The Bhakti process is a lot about recovering the self through devotion and desire. The two work parallelly and simultaneously, through the physical body and the subtle body, working to balance the sense of being. Most of the Bhakti tribes practised or utilised Deha Tattva, or the Theory of the Body, to analyse their bodies, away from socially sanctioned theories of sexual desire. From Meera to Lalon Fakir, generations of seers have documented this physical-spiritual way.

21st Century Schizoid Man

A lot of people feel a disconnect between their social and sexual selves. In a highly moralistic space like India, most sexual things are taboo. Repression has been our reality for such a long time that it crafts our images and meanings in a complex way.
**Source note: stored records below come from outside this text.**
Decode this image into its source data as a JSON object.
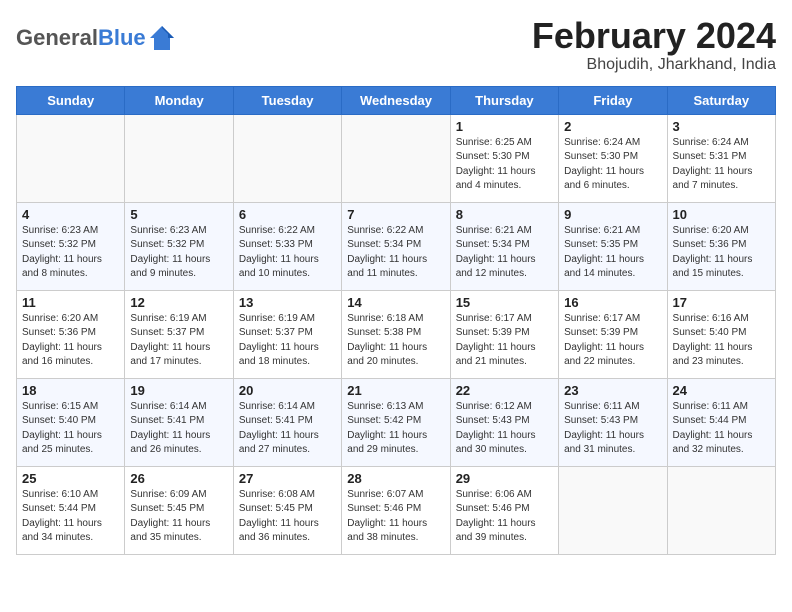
{
  "logo": {
    "general": "General",
    "blue": "Blue"
  },
  "title": "February 2024",
  "subtitle": "Bhojudih, Jharkhand, India",
  "headers": [
    "Sunday",
    "Monday",
    "Tuesday",
    "Wednesday",
    "Thursday",
    "Friday",
    "Saturday"
  ],
  "weeks": [
    [
      {
        "day": "",
        "info": ""
      },
      {
        "day": "",
        "info": ""
      },
      {
        "day": "",
        "info": ""
      },
      {
        "day": "",
        "info": ""
      },
      {
        "day": "1",
        "info": "Sunrise: 6:25 AM\nSunset: 5:30 PM\nDaylight: 11 hours\nand 4 minutes."
      },
      {
        "day": "2",
        "info": "Sunrise: 6:24 AM\nSunset: 5:30 PM\nDaylight: 11 hours\nand 6 minutes."
      },
      {
        "day": "3",
        "info": "Sunrise: 6:24 AM\nSunset: 5:31 PM\nDaylight: 11 hours\nand 7 minutes."
      }
    ],
    [
      {
        "day": "4",
        "info": "Sunrise: 6:23 AM\nSunset: 5:32 PM\nDaylight: 11 hours\nand 8 minutes."
      },
      {
        "day": "5",
        "info": "Sunrise: 6:23 AM\nSunset: 5:32 PM\nDaylight: 11 hours\nand 9 minutes."
      },
      {
        "day": "6",
        "info": "Sunrise: 6:22 AM\nSunset: 5:33 PM\nDaylight: 11 hours\nand 10 minutes."
      },
      {
        "day": "7",
        "info": "Sunrise: 6:22 AM\nSunset: 5:34 PM\nDaylight: 11 hours\nand 11 minutes."
      },
      {
        "day": "8",
        "info": "Sunrise: 6:21 AM\nSunset: 5:34 PM\nDaylight: 11 hours\nand 12 minutes."
      },
      {
        "day": "9",
        "info": "Sunrise: 6:21 AM\nSunset: 5:35 PM\nDaylight: 11 hours\nand 14 minutes."
      },
      {
        "day": "10",
        "info": "Sunrise: 6:20 AM\nSunset: 5:36 PM\nDaylight: 11 hours\nand 15 minutes."
      }
    ],
    [
      {
        "day": "11",
        "info": "Sunrise: 6:20 AM\nSunset: 5:36 PM\nDaylight: 11 hours\nand 16 minutes."
      },
      {
        "day": "12",
        "info": "Sunrise: 6:19 AM\nSunset: 5:37 PM\nDaylight: 11 hours\nand 17 minutes."
      },
      {
        "day": "13",
        "info": "Sunrise: 6:19 AM\nSunset: 5:37 PM\nDaylight: 11 hours\nand 18 minutes."
      },
      {
        "day": "14",
        "info": "Sunrise: 6:18 AM\nSunset: 5:38 PM\nDaylight: 11 hours\nand 20 minutes."
      },
      {
        "day": "15",
        "info": "Sunrise: 6:17 AM\nSunset: 5:39 PM\nDaylight: 11 hours\nand 21 minutes."
      },
      {
        "day": "16",
        "info": "Sunrise: 6:17 AM\nSunset: 5:39 PM\nDaylight: 11 hours\nand 22 minutes."
      },
      {
        "day": "17",
        "info": "Sunrise: 6:16 AM\nSunset: 5:40 PM\nDaylight: 11 hours\nand 23 minutes."
      }
    ],
    [
      {
        "day": "18",
        "info": "Sunrise: 6:15 AM\nSunset: 5:40 PM\nDaylight: 11 hours\nand 25 minutes."
      },
      {
        "day": "19",
        "info": "Sunrise: 6:14 AM\nSunset: 5:41 PM\nDaylight: 11 hours\nand 26 minutes."
      },
      {
        "day": "20",
        "info": "Sunrise: 6:14 AM\nSunset: 5:41 PM\nDaylight: 11 hours\nand 27 minutes."
      },
      {
        "day": "21",
        "info": "Sunrise: 6:13 AM\nSunset: 5:42 PM\nDaylight: 11 hours\nand 29 minutes."
      },
      {
        "day": "22",
        "info": "Sunrise: 6:12 AM\nSunset: 5:43 PM\nDaylight: 11 hours\nand 30 minutes."
      },
      {
        "day": "23",
        "info": "Sunrise: 6:11 AM\nSunset: 5:43 PM\nDaylight: 11 hours\nand 31 minutes."
      },
      {
        "day": "24",
        "info": "Sunrise: 6:11 AM\nSunset: 5:44 PM\nDaylight: 11 hours\nand 32 minutes."
      }
    ],
    [
      {
        "day": "25",
        "info": "Sunrise: 6:10 AM\nSunset: 5:44 PM\nDaylight: 11 hours\nand 34 minutes."
      },
      {
        "day": "26",
        "info": "Sunrise: 6:09 AM\nSunset: 5:45 PM\nDaylight: 11 hours\nand 35 minutes."
      },
      {
        "day": "27",
        "info": "Sunrise: 6:08 AM\nSunset: 5:45 PM\nDaylight: 11 hours\nand 36 minutes."
      },
      {
        "day": "28",
        "info": "Sunrise: 6:07 AM\nSunset: 5:46 PM\nDaylight: 11 hours\nand 38 minutes."
      },
      {
        "day": "29",
        "info": "Sunrise: 6:06 AM\nSunset: 5:46 PM\nDaylight: 11 hours\nand 39 minutes."
      },
      {
        "day": "",
        "info": ""
      },
      {
        "day": "",
        "info": ""
      }
    ]
  ]
}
At the same time, engaging with a global, homogeneous information disbursement system like the internet seemingly offers us a plethora of choices. A consumable future is the only desire the new system wants its children to swallow. Sexuality, though, is stronger than all these forces.
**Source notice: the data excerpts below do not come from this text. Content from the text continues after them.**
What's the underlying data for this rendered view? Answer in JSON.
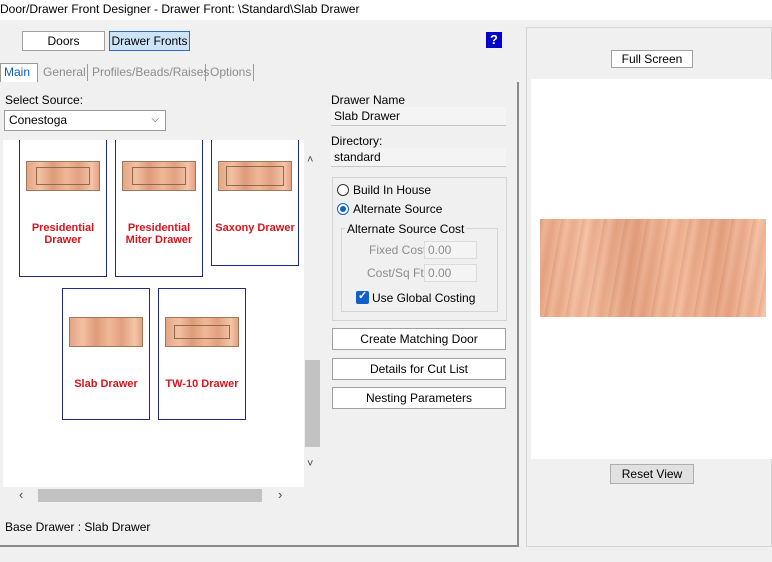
{
  "window": {
    "title": "Door/Drawer Front Designer - Drawer Front: \\Standard\\Slab Drawer"
  },
  "mode_buttons": {
    "doors": "Doors",
    "drawer_fronts": "Drawer Fronts"
  },
  "help_label": "?",
  "tabs": [
    {
      "label": "Main",
      "active": true
    },
    {
      "label": "General",
      "active": false
    },
    {
      "label": "Profiles/Beads/Raises",
      "active": false
    },
    {
      "label": "Options",
      "active": false
    }
  ],
  "source": {
    "label": "Select Source:",
    "value": "Conestoga"
  },
  "drawers": [
    {
      "name": "Presidential\nDrawer"
    },
    {
      "name": "Presidential\nMiter Drawer"
    },
    {
      "name": "Saxony Drawer"
    },
    {
      "name": "Slab Drawer"
    },
    {
      "name": "TW-10 Drawer"
    }
  ],
  "drawer_name": {
    "label": "Drawer Name",
    "value": "Slab Drawer"
  },
  "directory": {
    "label": "Directory:",
    "value": "standard"
  },
  "build": {
    "build_in_house": "Build In House",
    "alternate_source": "Alternate Source",
    "selected": "alternate_source"
  },
  "alt_cost": {
    "legend": "Alternate Source Cost",
    "fixed_cost_label": "Fixed Cost",
    "fixed_cost_value": "0.00",
    "cost_sqft_label": "Cost/Sq Ft",
    "cost_sqft_value": "0.00",
    "use_global_label": "Use Global Costing",
    "use_global_checked": true
  },
  "actions": {
    "create_matching_door": "Create Matching Door",
    "details_cut_list": "Details for Cut List",
    "nesting_parameters": "Nesting Parameters"
  },
  "status": "Base Drawer : Slab Drawer",
  "preview": {
    "full_screen": "Full Screen",
    "reset_view": "Reset View"
  },
  "colors": {
    "accent": "#1062c8",
    "label_red": "#d8141c",
    "card_border": "#1f2a87",
    "wood": "#e8aa8a"
  }
}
Systems have changed, ideologies have come and gone, walls constructed and torn apart, bombs dropped and popped. But the innate human condition of being sexual predators and beings stays incorrigibly the same. The same rules apply to Mahabharat and Demonetised Bharat. People still get horny. Heat gets to us.

But how do we make sense of today, when violent forces have hijacked the beautiful, pithy word for conjugation and harmonious copulation. No longer does the unmentionable word just generate feelings of pleasure, even if it’s tinged with a little darkness. ‘Fucked’ is the title of the film I am writing now, and for me, it’s about my sexual journey from Bhakti to violence.

Straight Outta Vagina

Someone I had just begun to know died horribly. Sexually ­defiled. For quite some time after that, I was having nightmares. I would imagine most Indian women have these nightmares often. We are clinically insane to even let the situation get to this point. The war between the genders has never been fiercer. I am elated when girls celebrate their freedom, and horrified when that exuberance exposes them to a repercussion. What can we possibly do to get close to understanding this issue? The clash between genders and classes has merged.

Sexuality is such a force that it will survive. It will become this or that. It will remain the most difficult thing to control. It will proliferate even in hatred. It will grind and cause pain. It will bend and become toxic. Violence will become a part of it. Sex encompasses everything. It is imperative, therefore, to equip ourselves with information, or, even better, knowledge. In a country where the basic human requisites are not met by the powers that be, sexual freedom is perhaps quite low on the priority list. But it is here, in our country, that we stand exposed to the teachings of a different philosophy, that one can draw courage from.

Sex, as any woman will tell you, drives the world. It drives the men, and I will second that, and it is men who are generally in the driver’s seat. Google Pussy Riot. That’s all there’s left to say.